LA REPUBBLICA
La stepchild adoption passa anche in Cassazione
“Se è nell’interesse del minore”. È bufera politica Le due mamme: ora diritti per i bimbi di coppie gay
ROMA – «Abbiamo avuto giustizia per nostra figlia, dopo due anni duri e difficili. Adesso speriamo che anche tutti gli altri bambini delle coppie omosessuali possano ottenere il diritto ad avere due genitori. Siamo felici e stanche, però è una grande vittoria». Sono queste le prime parole delle due mamme arcobaleno che ieri hanno ottenuto dalla Cassazione il sì definitivo alla loro “stepchild adoption”, a due anni dalla prima sentenza del Tribunale per i minori di Roma, che il 30 luglio del 2014 aveva riconosciuto alla madre non biologica la facoltà di adottare la figlia della sua compagna.

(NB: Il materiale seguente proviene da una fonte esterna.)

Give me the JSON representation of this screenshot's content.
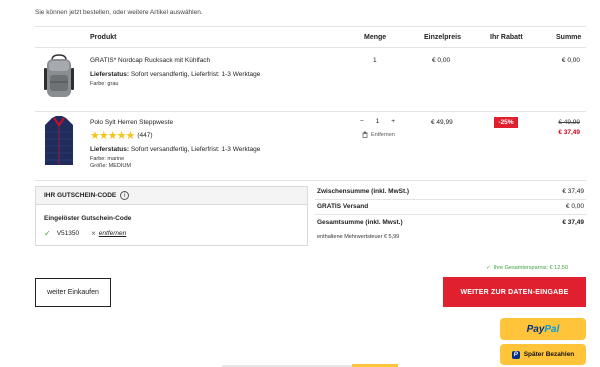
{
  "intro_text": "Sie können jetzt bestellen, oder weitere Artikel auswählen.",
  "table": {
    "headers": {
      "product": "Produkt",
      "quantity": "Menge",
      "unit_price": "Einzelpreis",
      "discount": "Ihr Rabatt",
      "sum": "Summe"
    }
  },
  "items": [
    {
      "name": "GRATIS* Nordcap Rucksack mit Kühlfach",
      "status_label": "Lieferstatus:",
      "status_value": "Sofort versandfertig, Lieferfrist: 1-3 Werktage",
      "color_line": "Farbe: grau",
      "quantity": "1",
      "unit_price": "€ 0,00",
      "sum": "€ 0,00"
    },
    {
      "name": "Polo Sylt Herren Steppweste",
      "rating_count": "(447)",
      "rating_stars": 5,
      "status_label": "Lieferstatus:",
      "status_value": "Sofort versandfertig, Lieferfrist: 1-3 Werktage",
      "color_line": "Farbe: marine",
      "size_line": "Größe: MEDIUM",
      "qty_minus": "−",
      "quantity": "1",
      "qty_plus": "+",
      "remove_label": "Entfernen",
      "unit_price": "€ 49,99",
      "discount": "-25%",
      "old_sum": "€ 49,99",
      "sum": "€ 37,49"
    }
  ],
  "coupon": {
    "header": "IHR GUTSCHEIN-CODE",
    "info_symbol": "i",
    "redeemed_label": "Eingelöster Gutschein-Code",
    "check_symbol": "✓",
    "code": "V51350",
    "remove_symbol": "×",
    "remove_label": "entfernen"
  },
  "totals": {
    "subtotal_label": "Zwischensumme (inkl. MwSt.)",
    "subtotal_value": "€ 37,49",
    "shipping_label": "GRATIS Versand",
    "shipping_value": "€ 0,00",
    "total_label": "Gesamtsumme (inkl. Mwst.)",
    "total_value": "€ 37,49",
    "vat_note": "enthaltene Mehrwertsteuer € 5,99"
  },
  "savings": {
    "check_symbol": "✓",
    "text": "Ihre Gesamtersparnis: € 12,50"
  },
  "buttons": {
    "continue_shopping": "weiter Einkaufen",
    "checkout": "WEITER ZUR DATEN-EINGABE",
    "paypal_part1": "Pay",
    "paypal_part2": "Pal",
    "paypal_later_icon_letter": "P",
    "paypal_later": "Später Bezahlen"
  },
  "colors": {
    "accent_red": "#e1202f",
    "paypal_yellow": "#ffc439",
    "success_green": "#3ea33e",
    "star_yellow": "#f5c518"
  }
}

Una sentenza storica, scritta dalla giudice Melita Cavallo, piombata come un fulmine nel faticoso percorso di riconoscimento della famiglie omosessuali, attaccata dentro e fuori le aule di giustizia, ma ieri invece confermata in pieno dalla Suprema Corte. Una decisione da cui ne discendono altre 15, e che d’ora in poi farà giurisprudenza, visto che ormai in mancanza di una legge (stralciata, lo ricordiamo, dal testo delle unioni civili) in tutti i tribunali d’Italia le richieste di stepchild adoption aumentano di giorno in giorno. Inparticolare ieri la Cassazione ha riconosciuto la validità dell’impostazione del Tribunale dei minori di Roma, che ha concesso l’adozione alla co-madre utilizzando l’articolo 44 della legge attuale, la numero 184 del 1993.
Un articolo che prevede per il giudice la possibilità di superare i requisiti di legge (il matrimonio ad esempio), se in quel legame familiare «venga riconosciuto il prevalente interesse del minore». Ed è quello che è accaduto alle due mamme romane, di 40 e 50 anni, che dopo una fecondazione eterologa in Spagna sono diventate genitrici in Italia di una bambina che oggi ha sette anni. Per la nostra legge però, com’è noto, si può definire madre soltanto colei che ha un legame biologico con il figlio o la figlia, visto che non è prevista l’adozione per le coppie omosessuali. E dunque, nel caso di M., la mamma per la nostra legge era soltanto quella naturale. Invece la sentenza della giudice Cavallo, utilizzando l’articolo 44, e dopo una accurata indagine sulla coppia, ha riconosciuto la possibilità per la seconda madre di adottare la bambina, come “caso speciale”.
Raccontano le due madri: «Stiamo combattendo da oltre due anni, siamo state osteggiate in tutti i modi, in un clima che è diventato sempre più aspro. Per questo siamo ancora caute, nonostante la vittoria e la grande gioia nel cuore. La legge ci ha finalmente riconosciute entrambe come madri di nostra figlia, adesso lei è al sicuro, ma i “bimbi arcobaleno” rischiano razzismo ed emarginazione». Parole gravi, seppure in una sera di festa, affidate alla loro avvocata Maria Grazia Pili, che le ha seguite fin dall’inizio, quando ottenere questa stepchild adoption sembrava davvero impossibile. Invece con la sentenza 12962, gli Ermellini hanno affermato che, accertato il «prevalente interesse del minore», sarebbe “inammissibile” e di “natura discriminatoria”, una «valutazione negativa fondata esclusivamente sull’orientamento sessuale della madre della minore e della richiedente l’adozione».
Una sentenza che com’era prevedibile ha scatenato una valanga di reazioni, tra chi parla di “pagina storica” (i Radicali), e chi come Roccella e Lupi la definisce una “violazione del diritto”. Il ministro della Giustizia Orlando: «Le sentenze devono sempre essere rispettate. Si sapeva che quando il Parlamento ha deciso di non intervenire sulla materia, questa sarebbe stata inevitabilmente rimessa alla giurisprudenza. E così è accaduto».